Rovers have little money and few resources, but compared to many of their League Two counterparts have relatively high expectations and certainly up against many sides at this is level have much more potential to establish themselves as a decent football team in the long run. [image2]
Falling from the peak of League One to the foot of League Two in the space of 18 months and the following failure to bounce back has year on year heightened many fans anxieties. As every manager has come and failed these worries of ours have risen to the surface quicker and quicker it seems. It didn’t take long for fans to start sticking the knife in to Ian Atkins did it?
So what hope for the new man?
Whoever it turns out to be they will become a god in the blue half of Bristol if they can point our not so merry ship in the right direction and guide us through the storm, back to League One.
They will have to deal with plenty of obstacles on the way, not only other teams but also our own fans, and the board. The lack of funds will be a burden too, so he will need to juggle all that and produce a winning side. The only real selling point in my eyes for a new manager would be the Filton development and the prospect of some good talented youngsters coming through.
I can see the board talking to a potential manager now:
‘Right, we know we’ve had several managers in the last 6 years, but we want you take the job.
You will however have very limited funds if any at all until we can clear some players out in the summer and even then the budget will depend on season ticket sales amongst our increasingly apathetic fanbase.
‘The squad is OK, two great strikers, but has one or two over paid under performing players in it and we can’t defend for toffee. We do have lots of youngsters for you to blood in the first team though.

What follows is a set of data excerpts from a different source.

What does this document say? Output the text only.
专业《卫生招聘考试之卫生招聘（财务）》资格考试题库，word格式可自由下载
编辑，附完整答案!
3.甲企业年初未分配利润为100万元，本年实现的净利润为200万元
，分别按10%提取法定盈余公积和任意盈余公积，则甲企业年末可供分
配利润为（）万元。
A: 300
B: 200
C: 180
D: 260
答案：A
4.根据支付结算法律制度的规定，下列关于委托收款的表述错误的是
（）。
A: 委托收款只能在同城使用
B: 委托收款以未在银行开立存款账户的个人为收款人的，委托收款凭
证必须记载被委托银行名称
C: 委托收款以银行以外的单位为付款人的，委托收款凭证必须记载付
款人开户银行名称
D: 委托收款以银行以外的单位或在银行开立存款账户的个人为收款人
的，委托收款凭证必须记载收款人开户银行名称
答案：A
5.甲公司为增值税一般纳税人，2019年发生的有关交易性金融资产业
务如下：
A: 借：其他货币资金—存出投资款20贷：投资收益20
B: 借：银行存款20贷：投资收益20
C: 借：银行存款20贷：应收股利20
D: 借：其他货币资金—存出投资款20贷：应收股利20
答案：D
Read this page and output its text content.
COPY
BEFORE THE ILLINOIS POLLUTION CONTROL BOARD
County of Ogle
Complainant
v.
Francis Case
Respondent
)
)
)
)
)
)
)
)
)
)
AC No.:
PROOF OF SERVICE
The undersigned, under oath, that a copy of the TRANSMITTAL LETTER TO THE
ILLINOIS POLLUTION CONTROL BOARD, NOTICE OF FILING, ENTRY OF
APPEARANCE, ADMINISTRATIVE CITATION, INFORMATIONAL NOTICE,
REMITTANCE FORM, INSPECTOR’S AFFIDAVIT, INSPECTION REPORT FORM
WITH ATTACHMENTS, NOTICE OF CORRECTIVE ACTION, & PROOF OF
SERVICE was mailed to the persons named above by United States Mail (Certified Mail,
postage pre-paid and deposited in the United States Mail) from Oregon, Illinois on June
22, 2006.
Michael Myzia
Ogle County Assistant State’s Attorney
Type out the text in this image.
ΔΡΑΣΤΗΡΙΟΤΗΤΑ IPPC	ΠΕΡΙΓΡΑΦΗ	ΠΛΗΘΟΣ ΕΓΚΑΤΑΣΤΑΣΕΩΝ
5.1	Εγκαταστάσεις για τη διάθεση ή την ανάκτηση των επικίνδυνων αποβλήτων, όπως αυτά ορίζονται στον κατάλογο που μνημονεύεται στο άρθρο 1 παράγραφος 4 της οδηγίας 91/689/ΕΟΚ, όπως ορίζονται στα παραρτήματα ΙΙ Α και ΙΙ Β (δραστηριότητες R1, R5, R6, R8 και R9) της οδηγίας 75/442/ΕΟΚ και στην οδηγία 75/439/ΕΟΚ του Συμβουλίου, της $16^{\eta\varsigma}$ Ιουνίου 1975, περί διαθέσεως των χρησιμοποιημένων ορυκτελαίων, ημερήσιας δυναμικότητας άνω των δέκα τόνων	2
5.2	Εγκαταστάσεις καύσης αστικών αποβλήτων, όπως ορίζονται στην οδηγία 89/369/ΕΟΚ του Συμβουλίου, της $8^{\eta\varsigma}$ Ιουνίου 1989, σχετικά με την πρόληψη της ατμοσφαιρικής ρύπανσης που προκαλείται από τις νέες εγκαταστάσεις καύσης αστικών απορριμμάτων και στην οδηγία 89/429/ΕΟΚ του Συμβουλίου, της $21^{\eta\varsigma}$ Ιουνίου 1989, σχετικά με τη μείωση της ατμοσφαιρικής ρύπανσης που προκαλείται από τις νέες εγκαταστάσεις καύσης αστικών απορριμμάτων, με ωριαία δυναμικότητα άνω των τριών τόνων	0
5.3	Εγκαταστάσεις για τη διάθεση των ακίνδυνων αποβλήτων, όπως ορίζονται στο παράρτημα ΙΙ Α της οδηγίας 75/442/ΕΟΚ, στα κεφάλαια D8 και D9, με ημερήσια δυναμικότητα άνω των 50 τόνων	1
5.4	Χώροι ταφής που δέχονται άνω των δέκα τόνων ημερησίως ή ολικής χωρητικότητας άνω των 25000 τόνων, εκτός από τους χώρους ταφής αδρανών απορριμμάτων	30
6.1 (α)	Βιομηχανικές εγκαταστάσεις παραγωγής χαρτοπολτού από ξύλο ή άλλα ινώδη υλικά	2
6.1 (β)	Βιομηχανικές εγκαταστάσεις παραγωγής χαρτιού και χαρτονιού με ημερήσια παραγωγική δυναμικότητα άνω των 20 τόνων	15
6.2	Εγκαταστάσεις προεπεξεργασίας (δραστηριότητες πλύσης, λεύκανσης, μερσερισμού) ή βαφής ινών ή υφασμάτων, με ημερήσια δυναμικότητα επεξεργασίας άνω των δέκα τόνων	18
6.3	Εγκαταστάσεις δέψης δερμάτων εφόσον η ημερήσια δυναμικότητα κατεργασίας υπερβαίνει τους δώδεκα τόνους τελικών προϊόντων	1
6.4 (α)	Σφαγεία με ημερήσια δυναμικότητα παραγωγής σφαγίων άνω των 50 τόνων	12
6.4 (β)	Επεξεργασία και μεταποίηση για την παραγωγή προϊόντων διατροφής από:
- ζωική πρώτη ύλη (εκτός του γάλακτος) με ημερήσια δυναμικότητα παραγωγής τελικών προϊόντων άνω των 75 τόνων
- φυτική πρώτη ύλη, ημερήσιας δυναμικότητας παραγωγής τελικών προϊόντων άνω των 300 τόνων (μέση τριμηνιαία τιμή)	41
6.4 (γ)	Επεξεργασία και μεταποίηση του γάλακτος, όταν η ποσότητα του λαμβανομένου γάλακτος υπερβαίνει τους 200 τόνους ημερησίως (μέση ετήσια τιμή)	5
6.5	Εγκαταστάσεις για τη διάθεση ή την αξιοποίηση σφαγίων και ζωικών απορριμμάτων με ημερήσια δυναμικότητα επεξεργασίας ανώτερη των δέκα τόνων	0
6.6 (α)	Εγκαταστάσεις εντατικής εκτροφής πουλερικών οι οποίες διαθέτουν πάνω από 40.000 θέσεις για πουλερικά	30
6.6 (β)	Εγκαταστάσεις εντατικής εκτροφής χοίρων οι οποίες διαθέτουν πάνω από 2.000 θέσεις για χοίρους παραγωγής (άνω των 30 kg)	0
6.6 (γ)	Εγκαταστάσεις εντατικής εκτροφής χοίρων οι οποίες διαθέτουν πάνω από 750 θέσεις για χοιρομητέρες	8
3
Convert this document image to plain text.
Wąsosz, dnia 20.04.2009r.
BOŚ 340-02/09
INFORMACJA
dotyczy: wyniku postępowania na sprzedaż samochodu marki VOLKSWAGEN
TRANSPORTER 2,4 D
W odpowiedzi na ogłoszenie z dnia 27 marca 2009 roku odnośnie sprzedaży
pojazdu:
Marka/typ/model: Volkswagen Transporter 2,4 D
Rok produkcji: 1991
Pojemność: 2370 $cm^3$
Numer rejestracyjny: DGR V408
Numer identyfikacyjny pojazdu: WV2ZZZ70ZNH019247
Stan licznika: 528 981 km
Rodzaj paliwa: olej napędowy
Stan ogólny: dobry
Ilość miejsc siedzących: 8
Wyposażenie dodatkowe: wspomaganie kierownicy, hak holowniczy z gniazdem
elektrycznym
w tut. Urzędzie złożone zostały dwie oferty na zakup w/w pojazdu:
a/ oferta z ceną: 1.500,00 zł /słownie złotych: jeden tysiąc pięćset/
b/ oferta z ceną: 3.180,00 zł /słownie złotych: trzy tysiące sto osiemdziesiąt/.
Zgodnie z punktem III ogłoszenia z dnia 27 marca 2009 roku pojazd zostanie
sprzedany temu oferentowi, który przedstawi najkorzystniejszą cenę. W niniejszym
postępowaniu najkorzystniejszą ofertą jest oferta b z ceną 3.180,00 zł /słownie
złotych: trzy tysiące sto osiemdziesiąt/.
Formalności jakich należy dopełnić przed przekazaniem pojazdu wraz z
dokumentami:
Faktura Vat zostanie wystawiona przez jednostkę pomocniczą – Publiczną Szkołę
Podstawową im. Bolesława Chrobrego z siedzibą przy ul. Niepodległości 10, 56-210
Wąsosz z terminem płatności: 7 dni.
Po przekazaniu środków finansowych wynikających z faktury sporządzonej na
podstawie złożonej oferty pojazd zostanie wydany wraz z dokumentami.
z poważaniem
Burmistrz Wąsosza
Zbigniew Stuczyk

Oh and by way, if you do not entertain our fans and get us to the top of the table within about 12 months they’ll want you out and so might we, so…how about it?’
If someone wants a challenge, then they know which club to come to. [image3]
Paul Trollope has done a good job since he arrived, he knows the squad already, they respect him and so do the fans so he is a front runner for the post.
Paul Hart and Keith Curle are managers who have been mentioned to. Hart has a good record with working and developing young players at Nottingham Forest while Keith Curle we know a lot about already, especially after his Chester side took us part 4-0 earlier this season!
A club in a slightly similar position to ourselves is Leeds United. Now don’t go thinking ‘what is this fool doing comparing us to Leeds’, let me explain. Leeds like us have fallen from the top of one league to the bottom of the next and like us are penniless, relatively speaking of course.
A few weeks ago I was invited to Watford Vs Leeds in the Championship, a 0-0 classic if case you wondered. Stood among the Leeds fans the sense of frustration at every dodgy pass and at their general lack of quality compared to what they are used to reminded me very much of us and how frustrated we get. [image4]
What we have in common is that we both feel we don’t belong in our respective Leagues. Yet both our clubs can only throw so much money at achieving our goal of promotion, due to varying circumstances of course.
Leeds, who have eventually gone for Kevin Blackwell sit in 4th place in the Championship as I write this. Blackwell is in his 2nd season in charge and operates a small squad with a mixture of trainees and older pros who can still do a job. Blackwell’s record so far at Leeds (up until 15/10/05) is games 64, won 24, lost 19, drawn 21.
Ian Atkins record at Rovers was games 68, won 21, lost 21, drawn 24. Not a great deal of difference really. Now I am not exactly sure what it all means but it probably shows that whoever takes charge at Rovers will need to look closely at our youth squad, and that we will have to back him 110% and give him time to develop a team for the future.
As we’ve already found like Leeds, throwing money at the problem and looking for the quick fix is rarely the right answer.